Depuis le 15 mars dernier, de nombreuses activités sont à l'arrêt. Le gouvernement a annoncé un certain nombre de mesures pour les indépendants et les très petites entreprises (TPE) : reports de charges, chômage partiel pour les salariés, en attendant le déconfinement. Témoignages en Bretagne.
Sophie Juban est esthéticienne à Rennes. Elle est responsable d’un institut de beauté. Pour son établissement, le mois d’avril représente un gros chiffre d’affaires et elle sait qu’elle n’aura aucune rentrée d’argent ce mois-ci.
Sur les quatre salariés qui travaillent dans cet institut, l'une est en arrêt maladie et les autres sont en chômage partiel.
L'esthéticienne est elle-même en arrêt de travail puisqu’elle s’occupe également de son enfant. Sophie Juban a donc avancé les salaires, mais a aussi un loyer de 3 000 euros par mois et des fournisseurs à payer. Elle dit avoir perdu 62 % de son chiffre d'affaires.
"Le report de charges : un cadeau empoisonné"

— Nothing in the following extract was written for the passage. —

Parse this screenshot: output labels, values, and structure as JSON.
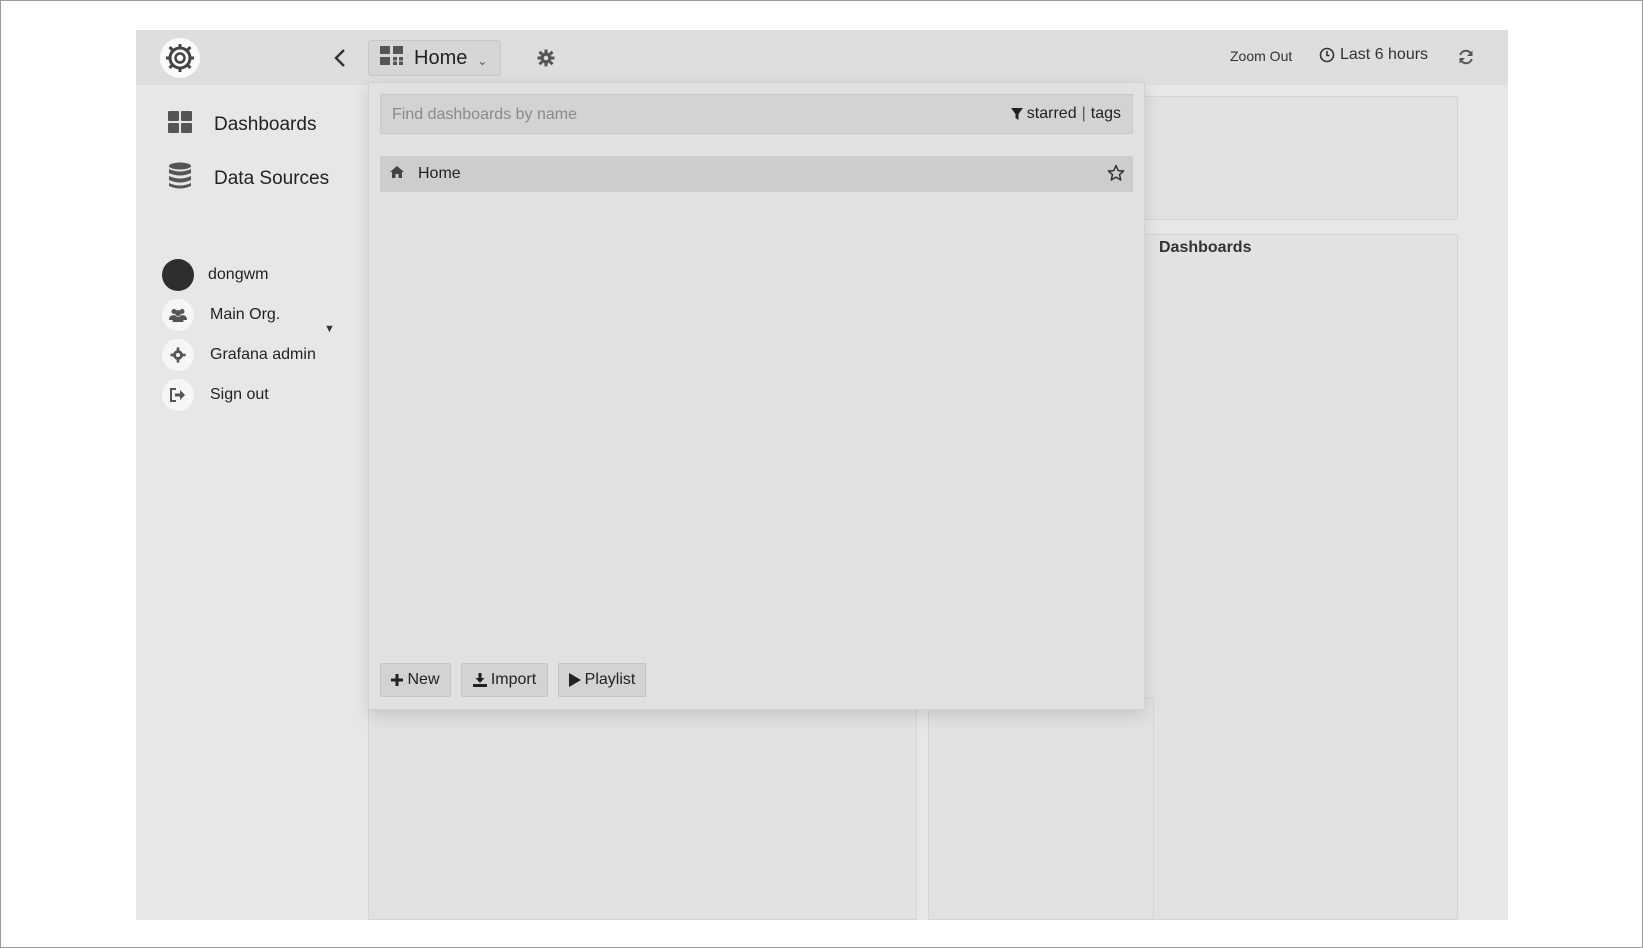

L'esthéticienne rennaise a reçu une aide de 1500 euros du fonds de solidarité car elle affiche plus de 50 % de pertes. Or, elle vient d'apprendre que cette aide n'était pas cumulable avec le fonds de garanti de 2500 euros versé par l'Etat aux petites entreprises. "Si l’Etat prenait un arrêté de catastrophe sanitaire, ça pourrait peut-être débloquer des choses, les assurances pourraient prendre le relais" note-t-elle.

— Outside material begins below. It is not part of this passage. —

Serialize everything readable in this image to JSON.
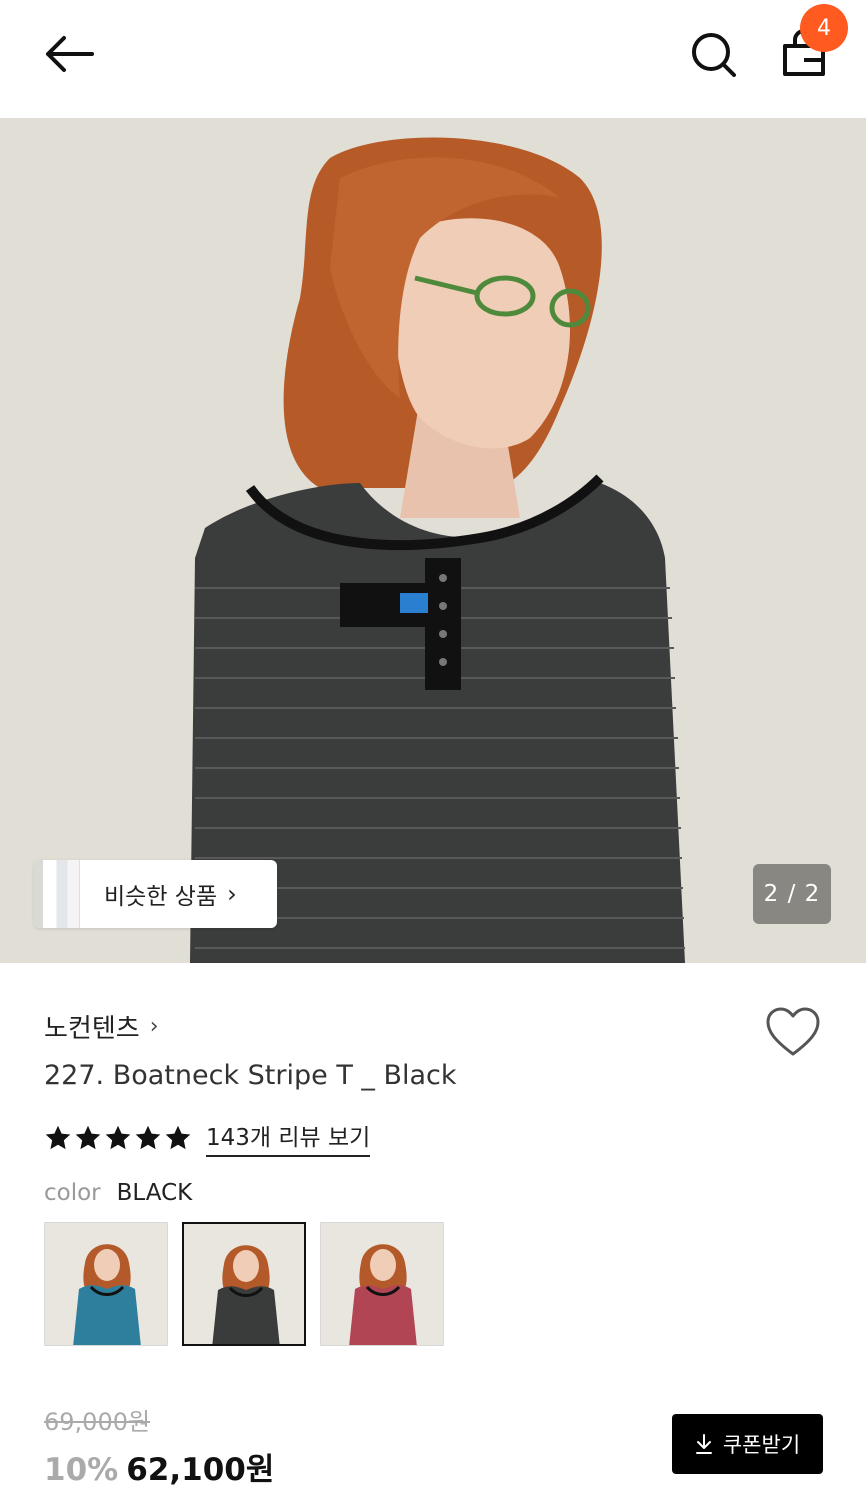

Elle n'a pas fait de dossier pour le report de charges qu'elle considère comme "un cadeau empoisonné car il faudra bien payer à un moment donné et cela risque de représenter un gouffre pour les petits employeurs".
"Trop de flou sur les aides"
Jean-Luc Guinebault, lui, est patron de bar. Son établissement a fermé ses portes le 15 mars à minuit. Il vient tous les deux jours pour purger progressivement ses pompes à bière, pour faire tourner ses machines, "par crainte du dessèchement des joints" explique-t-il.
Son bar est un lieu de vie, de lien social, avec ses animations musicales, son ambiance de copains, ses bœufs entre musiciens. Ce lien social s'est interrompu depuis trois semaines et les pertes sont sèches. Jean-Luc a mis l'un de ses salariés au chômage partiel, il n'a pas pu renouveler le CDD de l'autre. Il a demandé à bénéficier d'un report de ses charges.
Le patron de bar attend pour les demandes d'aides, "trop de flou encore" juge-t-il. Il craint pour l'avenir car, selon lui, "le déconfinement ne pourra être que très progressif, en tout cas pas dans l'immédiat et les cafés, bars et restaurants seront sûrement les derniers à rouvrir".
"Prêt de trésorerie garanti par l'Etat"
Philippe Le Ray, responsable du service économique et fiscal de la CAPEB (Confédération de l'artisanat et des petites entreprises) et de l’U2P (Union des entreprises de proximité) du Morbihan, est sur la brèche depuis le 16 mars dernier. Répondre aux interrogations des chefs d’entreprises occupe deux personnes à temps plein.
Les appels sont arrivés en nombre dans les premiers jours du confinement, entre 300 et 350 par jour, "maintenant, on traite environ 50 appels par jour d’artisans qui se posent des questions sur les aides aux petites entreprises".
Pour lui, les aides gouvernementales sont les bienvenues, seulement, "il faudra les utiliser à bon escient, remarque-t-il. Le prêt de trésorerie garanti par l'Etat est très intéressant puisqu'il y a la possibilité d'emprunter jusqu’à 25 % de son chiffre d’affaires. La question est de savoir s'il faut emprunter moins ou plus. L’enveloppe est difficile à calibrer vu que cela dépend de la durée du confinement".
Car c'est bien d'un emprunt qu'il s'agit. Le gouvernement, par le biais de la Banque publique d'investissement (BPI) sert uniquement de caution pour aider les entreprises à se redresser. L'emprunt, dont le remboursement pourra être différé dans le temps, reste néanmoins une charge supplémentaire.
Par ailleurs, ces aides ne pourront bénéficier qu’à des entreprises qui peuvent justifier d’un chiffre d’affaires, ce qui rend l’éligibilité des entreprises de moins de deux ans d’existence plus aléatoire. "Les entreprises de moins de deux ans, si elles n’arrivent pas à obtenir un prêt de leur banque classique, ne bénéficieront pas de la garantie de la BPI".
Selon Philippe Le Ray, les Régions devraient annoncer mi-avril les modalités d’une aide de 2000 euros supplémentaires pour les entreprises en très grandes difficultés, c’est-à-dire proches du dépôt de bilan.